A year ago or so I took another look at Python’s scientific stack. I liked what I saw: everything good in Matlab (see above), without the annoyances, and free. But trying to get things running I got lost in the mess of version numbers and a never-ending chain of interdependent packages, which is even more fun when you have no root access and the machine you’re using comes with Python 1.5.2 and that’s it, no chocolate for you. Basically, you have to recompile everything by hand, and make sure you don’t forget that crucial compilation flag somewhere! Unfortunately I had other things to do (like actual work), so I reluctantly let go of the idea and stuck with Matlab.

Then came SAGE

Fast-forward to 2 or 3 months ago, when I stumble upon SAGE. SAGE (apart from being a RSS aggregator for Firefox and a satellite instrument) is basically a wrapper around Python with tons of scientific packages added, all nicely pre-compiled into tasty binaries just for you by very nice people (which involves tons of work, not as simple as it sounds). These goodies come in gzipped tarballs that you dump into your $HOME. You can then launch the sage program, which handles regular Python just fine and includes all the modules I was longing for: NumPy (easy, efficient handling of huge numerical array with slicing and dicing), SciPy (input/output and scientific functions), Matplotlib (lots of plotting tools with lickable, anti-aliased output and a syntax almost identical to Matlab)! Even IPython is there, meaning you get a comfortable interactive experience with tab completion on files, objects, dictionaries and tons of other niceties! Since SAGE lets you install additional packages with a single command, it’s a piece of cake to add wxPython to get direct-to-screen plotting within your interactive session. Apotheose! Great success! Matlab without Matlab. AND it’s Python, meaning you’re using an actual, REAL language with object-oriented programming, introspection, dictionaries, etc. And since Python fits your brain, the first code you come up with is most likely the right one. As a bonus, SAGE is available for linux (32/64), Mac OS X and even Windows (I think) so your code will work everywhere! Bliss.

The best part was when I realized, a few hours later, that I actually didn’t need to use the SAGE program itself… inside the SAGE directory lies a local/ folder containing all the binaries, libraries and Python packages it used.

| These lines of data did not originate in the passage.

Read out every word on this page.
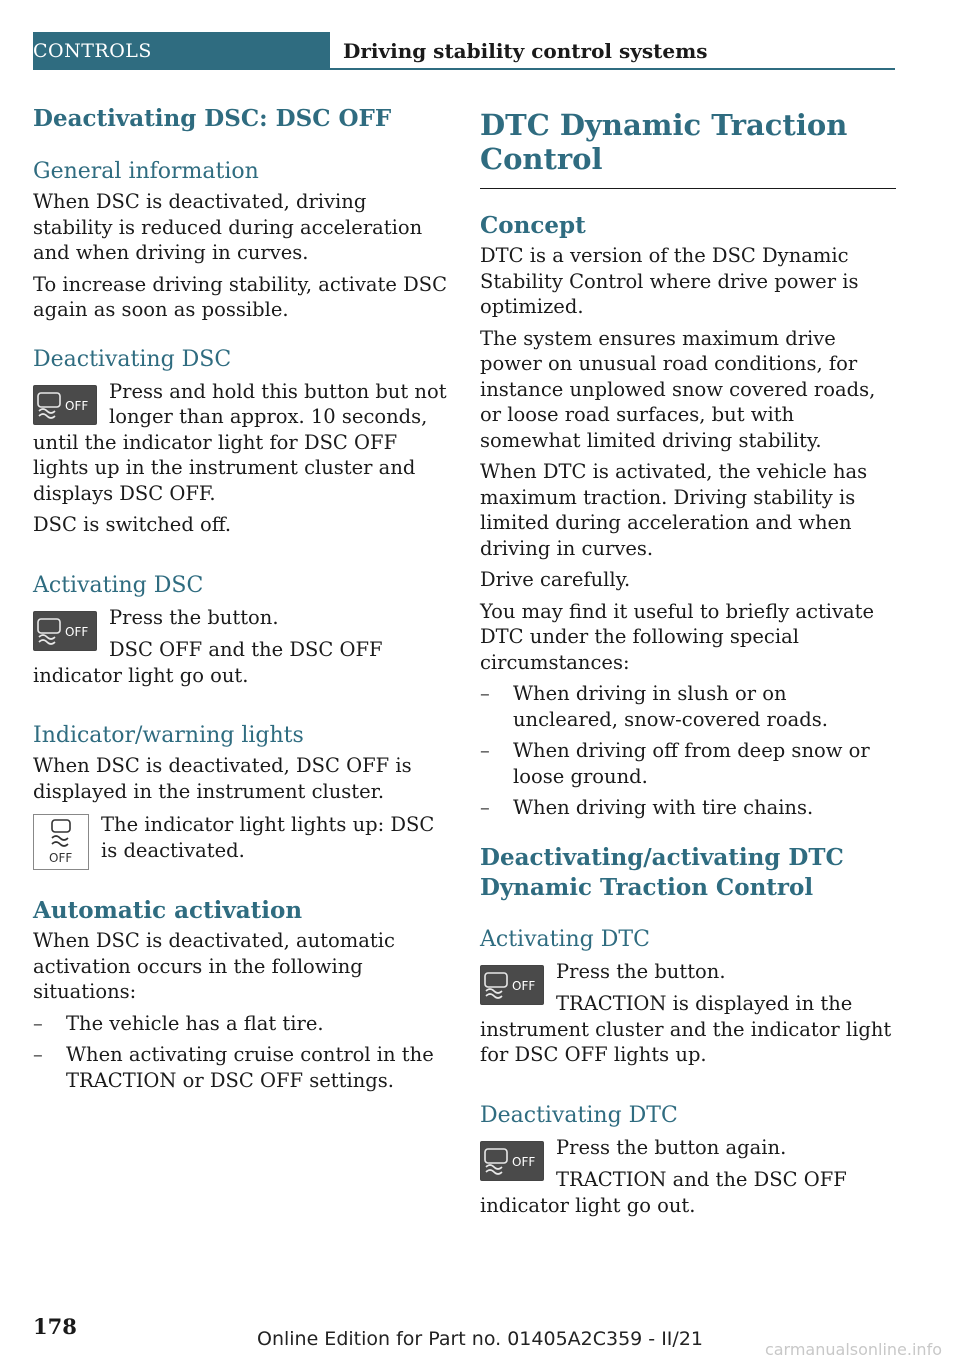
CONTROLS	Driving stability control systems
Deactivating DSC: DSC OFF
General information

When DSC is deactivated, driving stability is reduced during acceleration and when driving in curves.

To increase driving stability, activate DSC again as soon as possible.

Deactivating DSC
OFF

Press and hold this button but not longer than approx. 10 seconds, until the indicator light for DSC OFF lights up in the instrument cluster and displays DSC OFF.

DSC is switched off.

Activating DSC
OFF

Press the button.

DSC OFF and the DSC OFF indicator light go out.

Indicator/warning lights

When DSC is deactivated, DSC OFF is displayed in the instrument cluster.

OFF

The indicator light lights up: DSC is deactivated.

Automatic activation

When DSC is deactivated, automatic activation occurs in the following situations:

– The vehicle has a flat tire.
– When activating cruise control in the TRACTION or DSC OFF settings.
DTC Dynamic Traction Control
Concept

DTC is a version of the DSC Dynamic Stability Control where drive power is optimized.

The system ensures maximum drive power on unusual road conditions, for instance unplowed snow covered roads, or loose road surfaces, but with somewhat limited driving stability.

When DTC is activated, the vehicle has maximum traction. Driving stability is limited during acceleration and when driving in curves.

Drive carefully.

You may find it useful to briefly activate DTC under the following special circumstances:

– When driving in slush or on uncleared, snow-covered roads.
– When driving off from deep snow or loose ground.
– When driving with tire chains.
Deactivating/activating DTC Dynamic Traction Control
Activating DTC
OFF

Press the button.

TRACTION is displayed in the instrument cluster and the indicator light for DSC OFF lights up.

Deactivating DTC
OFF

Press the button again.

TRACTION and the DSC OFF indicator light go out.

178	Online Edition for Part no. 01405A2C359 - II/21	carmanualsonline.info
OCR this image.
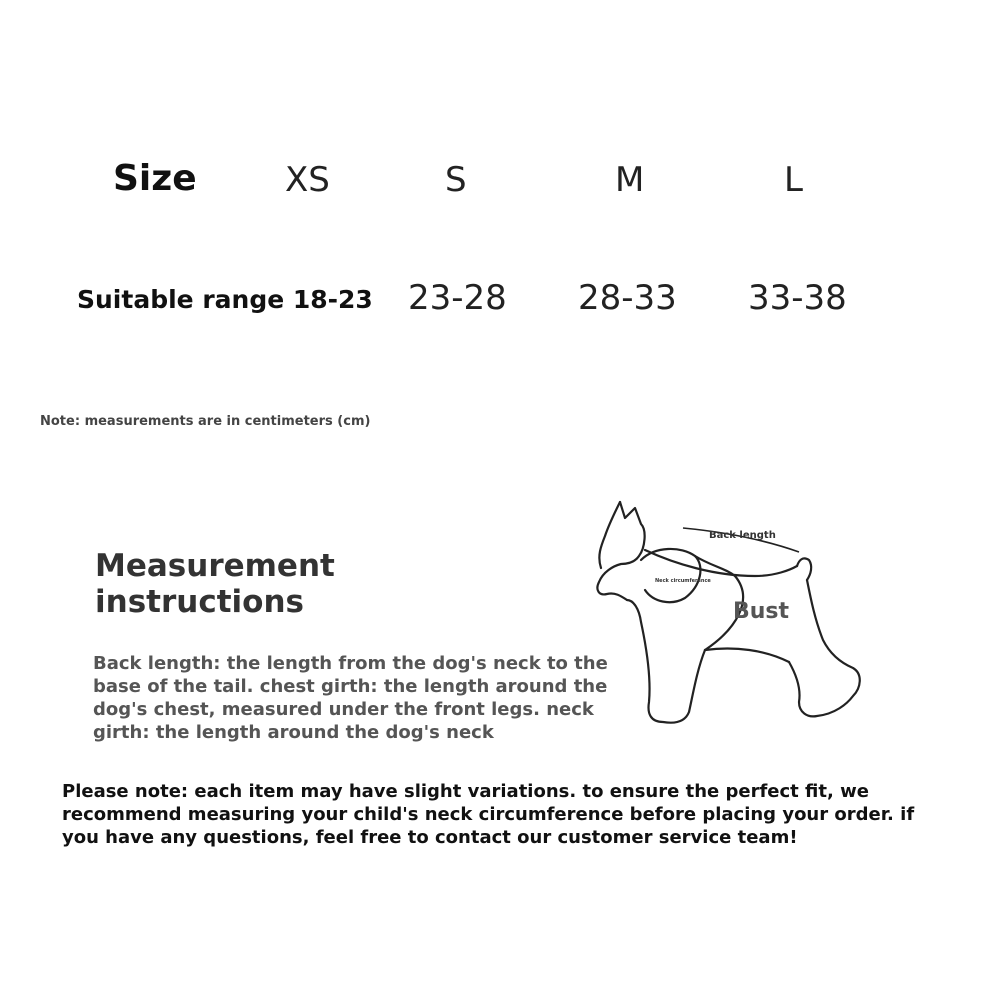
Size	XS	S	M	L
Suitable range 18-23 23-28 28-33 33-38
Note: measurements are in centimeters (cm)
Measurement instructions
Back length: the length from the dog's neck to the base of the tail. chest girth: the length around the dog's chest, measured under the front legs. neck girth: the length around the dog's neck
Back length
Neck circumference
Bust
Please note: each item may have slight variations. to ensure the perfect fit, we recommend measuring your child's neck circumference before placing your order. if you have any questions, feel free to contact our customer service team!
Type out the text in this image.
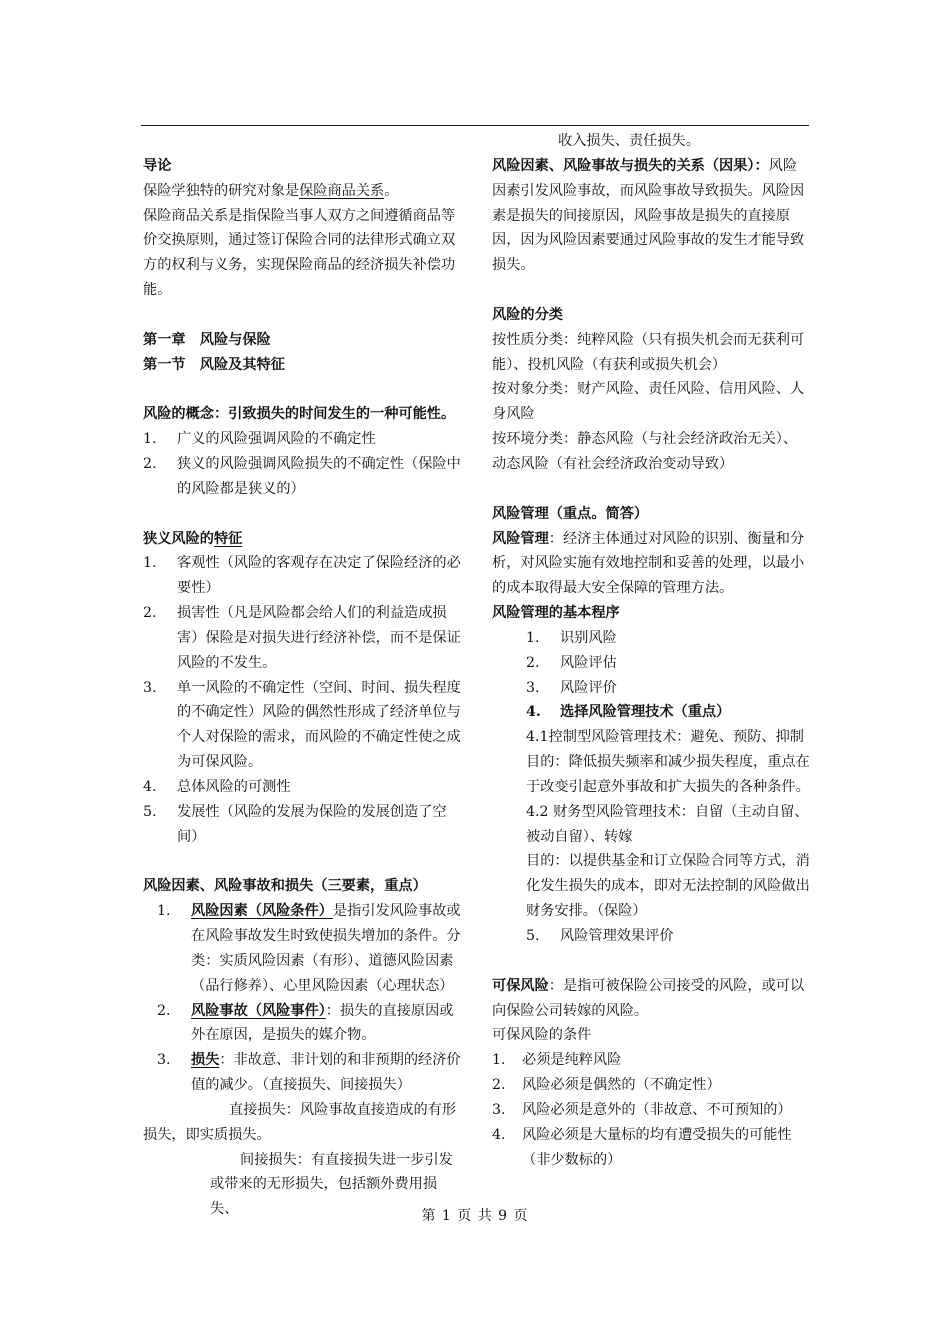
导论

保险学独特的研究对象是保险商品关系。

保险商品关系是指保险当事人双方之间遵循商品等价交换原则，通过签订保险合同的法律形式确立双方的权利与义务，实现保险商品的经济损失补偿功能。

第一章　风险与保险

第一节　风险及其特征

风险的概念：引致损失的时间发生的一种可能性。

1.	广义的风险强调风险的不确定性
2.	狭义的风险强调风险损失的不确定性（保险中的风险都是狭义的）

狭义风险的特征

1.	客观性（风险的客观存在决定了保险经济的必要性）
2.	损害性（凡是风险都会给人们的利益造成损害）保险是对损失进行经济补偿，而不是保证风险的不发生。
3.	单一风险的不确定性（空间、时间、损失程度的不确定性）风险的偶然性形成了经济单位与个人对保险的需求，而风险的不确定性使之成为可保风险。
4.	总体风险的可测性
5.	发展性（风险的发展为保险的发展创造了空间）

风险因素、风险事故和损失（三要素，重点）

1.	风险因素（风险条件）是指引发风险事故或在风险事故发生时致使损失增加的条件。分类：实质风险因素（有形）、道德风险因素（品行修养）、心里风险因素（心理状态）
2.	风险事故（风险事件）：损失的直接原因或外在原因，是损失的媒介物。
3.	损失：非故意、非计划的和非预期的经济价值的减少。（直接损失、间接损失）

直接损失：风险事故直接造成的有形损失，即实质损失。

间接损失：有直接损失进一步引发或带来的无形损失，包括额外费用损失、

收入损失、责任损失。

风险因素、风险事故与损失的关系（因果）：风险因素引发风险事故，而风险事故导致损失。风险因素是损失的间接原因，风险事故是损失的直接原因，因为风险因素要通过风险事故的发生才能导致损失。

风险的分类

按性质分类：纯粹风险（只有损失机会而无获利可能）、投机风险（有获利或损失机会）

按对象分类：财产风险、责任风险、信用风险、人身风险

按环境分类：静态风险（与社会经济政治无关）、动态风险（有社会经济政治变动导致）

风险管理（重点。简答）

风险管理：经济主体通过对风险的识别、衡量和分析，对风险实施有效地控制和妥善的处理，以最小的成本取得最大安全保障的管理方法。

风险管理的基本程序

1.	识别风险
2.	风险评估
3.	风险评价
4.	选择风险管理技术（重点）

4.1控制型风险管理技术：避免、预防、抑制目的：降低损失频率和减少损失程度，重点在于改变引起意外事故和扩大损失的各种条件。

4.2 财务型风险管理技术：自留（主动自留、被动自留）、转嫁

目的：以提供基金和订立保险合同等方式，消化发生损失的成本，即对无法控制的风险做出财务安排。（保险）

5.	风险管理效果评价

可保风险：是指可被保险公司接受的风险，或可以向保险公司转嫁的风险。

可保风险的条件

1.	必须是纯粹风险
2.	风险必须是偶然的（不确定性）
3.	风险必须是意外的（非故意、不可预知的）
4.	风险必须是大量标的均有遭受损失的可能性（非少数标的）
第 1 页 共 9 页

It even contains its own Python 2.5! Set the PATH, LD_LIBRARY_PATH and PYTHONPATH environment variables right and suddenly you have a perfectly consistent installation of everything that’s needed to do scientific work in Python! Other users on the same machine just need to change the same variables, and they can play too! Apotheose²! So in addition to its primary goals of providing a replacement for Mathematica/Maple/etc, SAGE, as a side-effect, provides the whole Python scientific shebang compiled and  wrapped up in a nice package, for your pleasure.

Since Python is pretty smart, new Python modules will then install themselves in the right place with python install. So go ahead: install Basemap, netcdf4-python, PyHDF, scipy-cluster, PyNGL, whatever you need.

(Sidenote: Other “integrated” Python distributions with a similar focus on scientific analysis are starting to pop up, like Python(x,y) or the Enthought Python Distribution. Travis Oliphant, one of the major architect of the recent NumPy restructuration, is now president of Enthought. They also hosts the SciPy website; you can’t get more central than that. Interesting stuff should happen there soon. They are a little too window-centric, though.)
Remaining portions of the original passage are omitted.